- Written by Red Wine
Bordeaux is the region in perfect viticultural situation almost and is located in France’s west coast. This wine region benefits from ultimate marketing tool that is achateau-dependent classification system, established nearly 150 years back.
This new era seems to be simply taxing for reputation of Bordeaux as the last 20th century decade was. Rain drenched harvesting towards the ending of 1990s challenged claim of Bordeaux to be an ultimate viticultural paradise but its depressingly poor quality generic wines brought in almost much bad publicity just like grossly inflated rates of modest vintages from top chateaux. In few initial years of 21st century, weather may have improved but the generic Bordeaux quality remained abysmal, rates continued rising that too in direct relation to sales drop and finally something unimaginable took place: Robert Parker, the renowned United States wine critic failed to come for primer tastings in 2003 March.
But all isn’t lost- new head of CIVB (conseilInterprofessionel des Vins de Bordeaux), Christian Delpeuch, mooted possibilities of declassifying some weaker Bordeaux wines into broader win de pays that can then get bolstered by the stronger wines coming from outside this region like deep, dark Tannat, that is traditional to southwest.
Delpeuch, managing director of the Ginestet is the biggest trader of the region and looks to have great understanding of Bordeaux business’s more commercial end. It is he who suggested creation of Vins des Cepagesd Aquitaine category for Bordeaux region. It’s under this region that different varieties of wine can be marketed.

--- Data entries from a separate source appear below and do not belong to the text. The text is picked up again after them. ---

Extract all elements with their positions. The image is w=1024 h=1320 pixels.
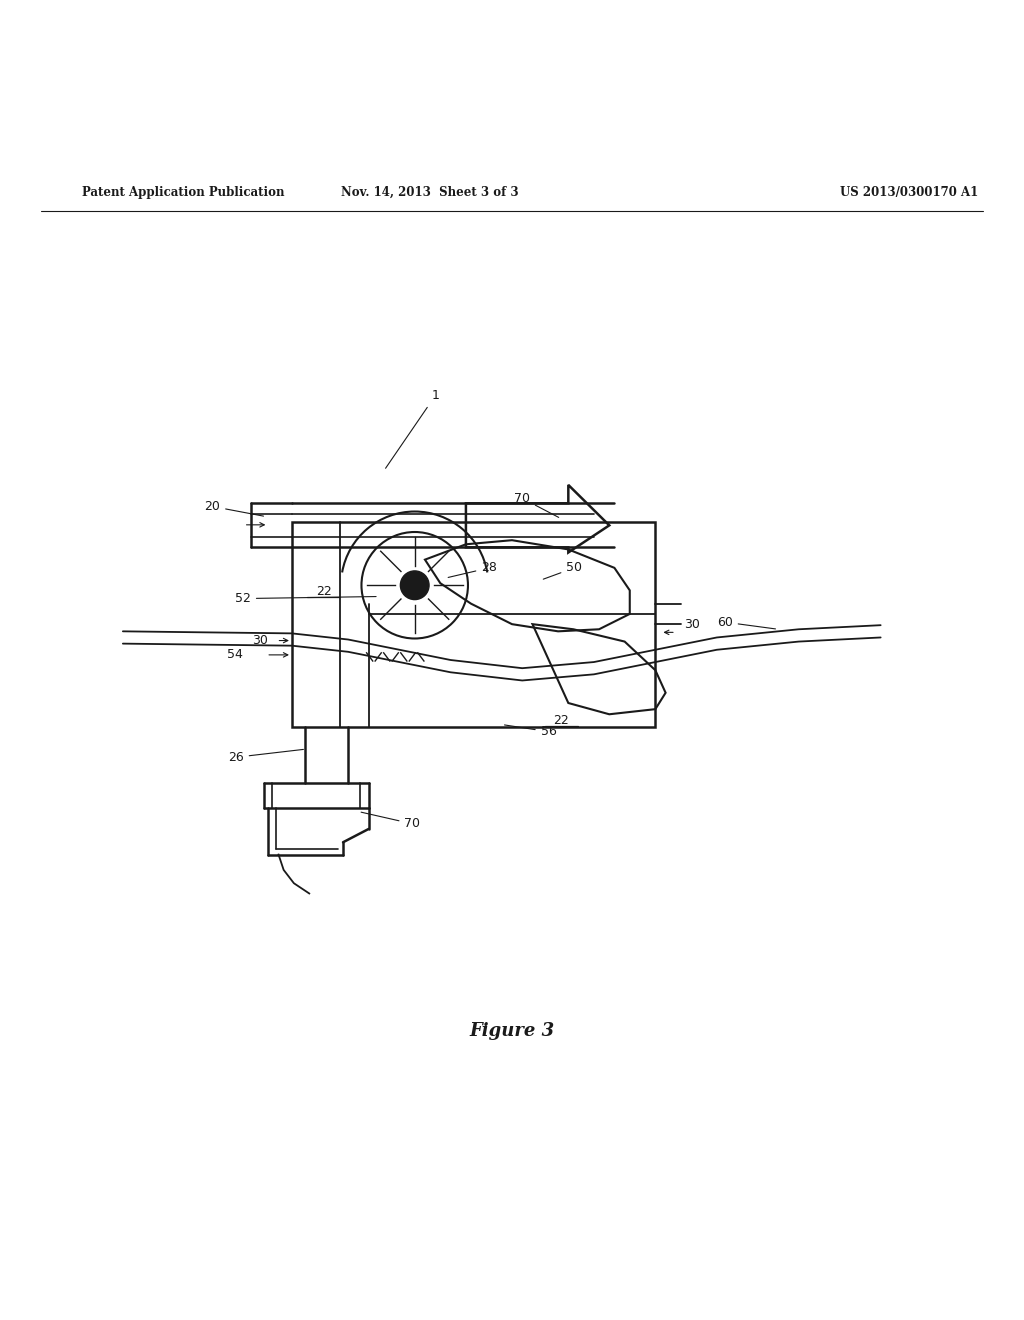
Text: US 2013/0300170 A1: US 2013/0300170 A1 — [840, 186, 978, 198]
Bar — [292, 521, 655, 726]
Text: 1: 1 — [386, 389, 439, 469]
Text: Nov. 14, 2013  Sheet 3 of 3: Nov. 14, 2013 Sheet 3 of 3 — [341, 186, 519, 198]
Text: 30: 30 — [684, 618, 700, 631]
Text: Figure 3: Figure 3 — [469, 1022, 555, 1040]
Circle shape — [400, 572, 429, 599]
Text: 30: 30 — [252, 634, 268, 647]
Text: 60: 60 — [717, 615, 775, 628]
Text: 20: 20 — [204, 500, 263, 516]
Text: 50: 50 — [544, 561, 583, 579]
Text: Patent Application Publication: Patent Application Publication — [82, 186, 285, 198]
Text: 70: 70 — [361, 812, 421, 830]
Text: 22: 22 — [315, 585, 332, 598]
Text: 26: 26 — [228, 750, 303, 764]
Text: 22: 22 — [553, 714, 569, 727]
Text: 28: 28 — [449, 561, 498, 577]
Text: 56: 56 — [505, 725, 557, 738]
Text: 70: 70 — [514, 492, 559, 517]
Text: 54: 54 — [226, 648, 243, 661]
Text: 52: 52 — [234, 593, 376, 605]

Getting distracted from classic Bordeaux wines, this in fact will enhance their quality by tougher selection. At the market’s top end, bordelaise will once again sleep calmly in their bed because Robert Parker came for their tastings primeur in the year 2004.
Overview Bordeaux Wine
Gironde department and Bordeaux appellation are the same geographically. In fact, Gironde is France’s largest department and Bordeaux is the largest source of obtaining quality wines worldwide. More than 22000 vineyard proprietors are here working in 280,000 acres for producing more than 71 million cases of wine under fifty-seven varying appellations each year. Out of these, 22,000 are properties and nearly 10,000 are domains and chateaux producing Bordeaux wine. Among these, nearly 10,000 are wine producing properties and some 6000 are making as well as marketing wines under their own label. The remaining 4000 are wine producing properties that are members of fifty-three cooperative wineries available in Bordeaux and represent 25% production but little of it is selling under producing property name.